Chief Justice David Maraga yesterday urged governors, senators and MPs to give dialogue a chance before allowing the Supreme Court to intervene on the Division of Revenue Bill.
According to Justice Maraga, it is the work of the two houses of parliament and not the courts to decide how much money counties should get.
“I understand that the operations of the county are at a standstill. We have had a meeting this morning with other judges at the Supreme Court and we are reluctant to intervene,” said Maraga.
“This is a legislative process that the two houses should carry out on their own.”
Justice Maraga said that judges of the apex court had sat earlier in the day and decided to have the parties come up with a solution to the stalemate on their own.

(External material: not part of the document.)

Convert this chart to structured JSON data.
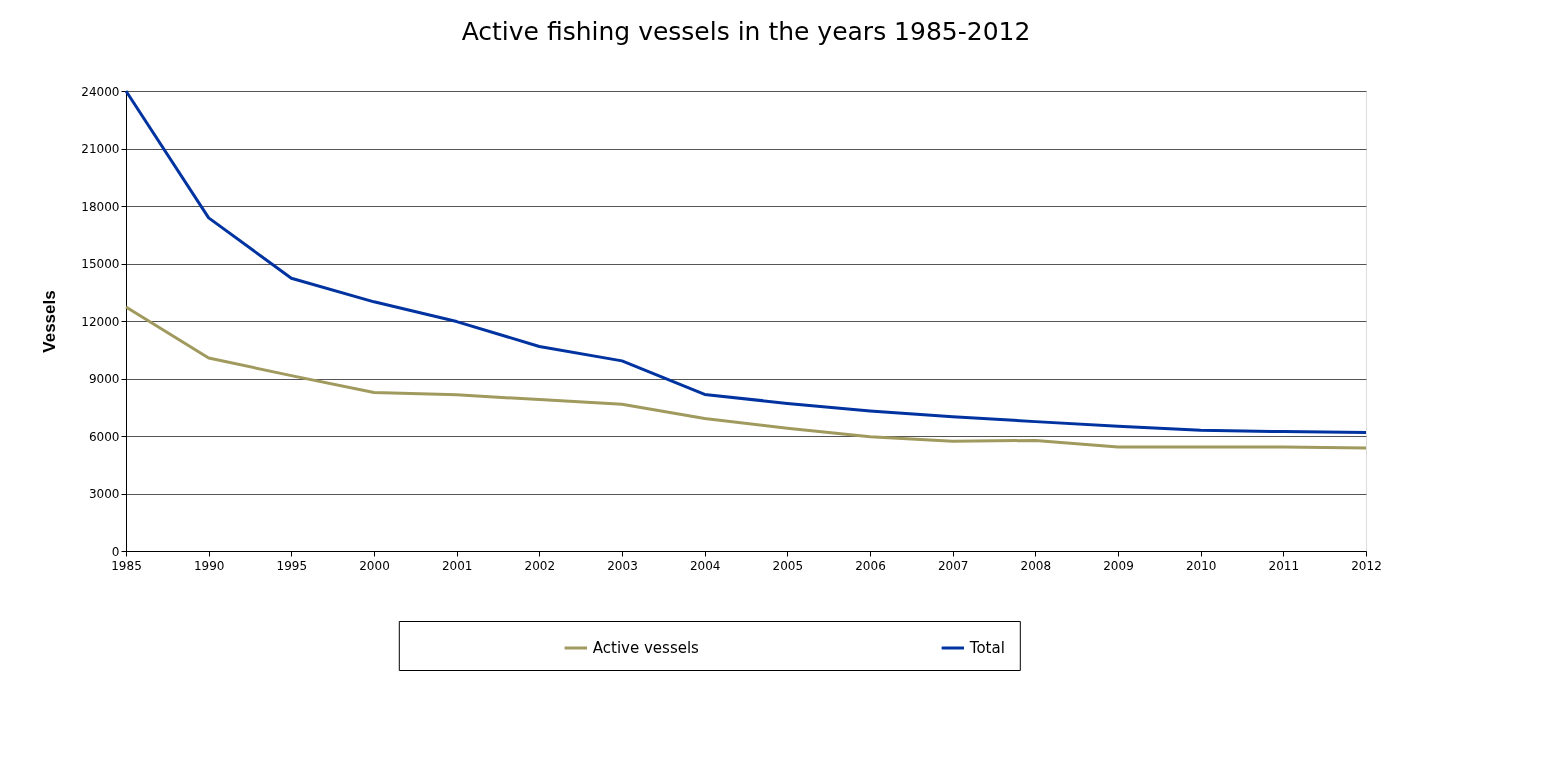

He however pointed out that if a solution will not be reached by the two houses, the apex court will come in and unlock the impasse.
At the same time, Sheriffsam Mwendwa, the lawyer who is representing the National Assembly informed the Appeal Court that another Revenue Allocation Bill has been published and is expected to sort out the current standoff.
Mr Mwendwa said by tomorrow, a solution could be realised since the Assembly has already adopted the new bill and the public is welcome to give its views.
“Perhaps by Thursday, I’m sure parties will have reached some conclusion. The National Assembly was on recess but main committees were proceeding. My instructions were that by Thursday it will be able to consider the new division of revenue bill,” said Mwendwa.
On the other hand, the Senate, through lawyer Wangechi Thanji, informed Justice Maraga that there have been long but unfruitful discussions with the National Assembly.
“There have been lengthy discussions but we have not been able to agree. We are willing to continue with discussions. If they do not bear fruits, then this matter will proceed,” said Ms Thanji.
Senior lawyer Fred Ngatia, who is representing the Governors, said the case should proceed without further discussions.
Mr Ngatia said there were more underlying issues affecting counties that needed the court’s intervention other than the contested bill.
Ngatia argued that governors have been reduced to mere bystanders while the national government splashes billions of shillings on other projects, but at the same time refusing to release money for counties’ development projects.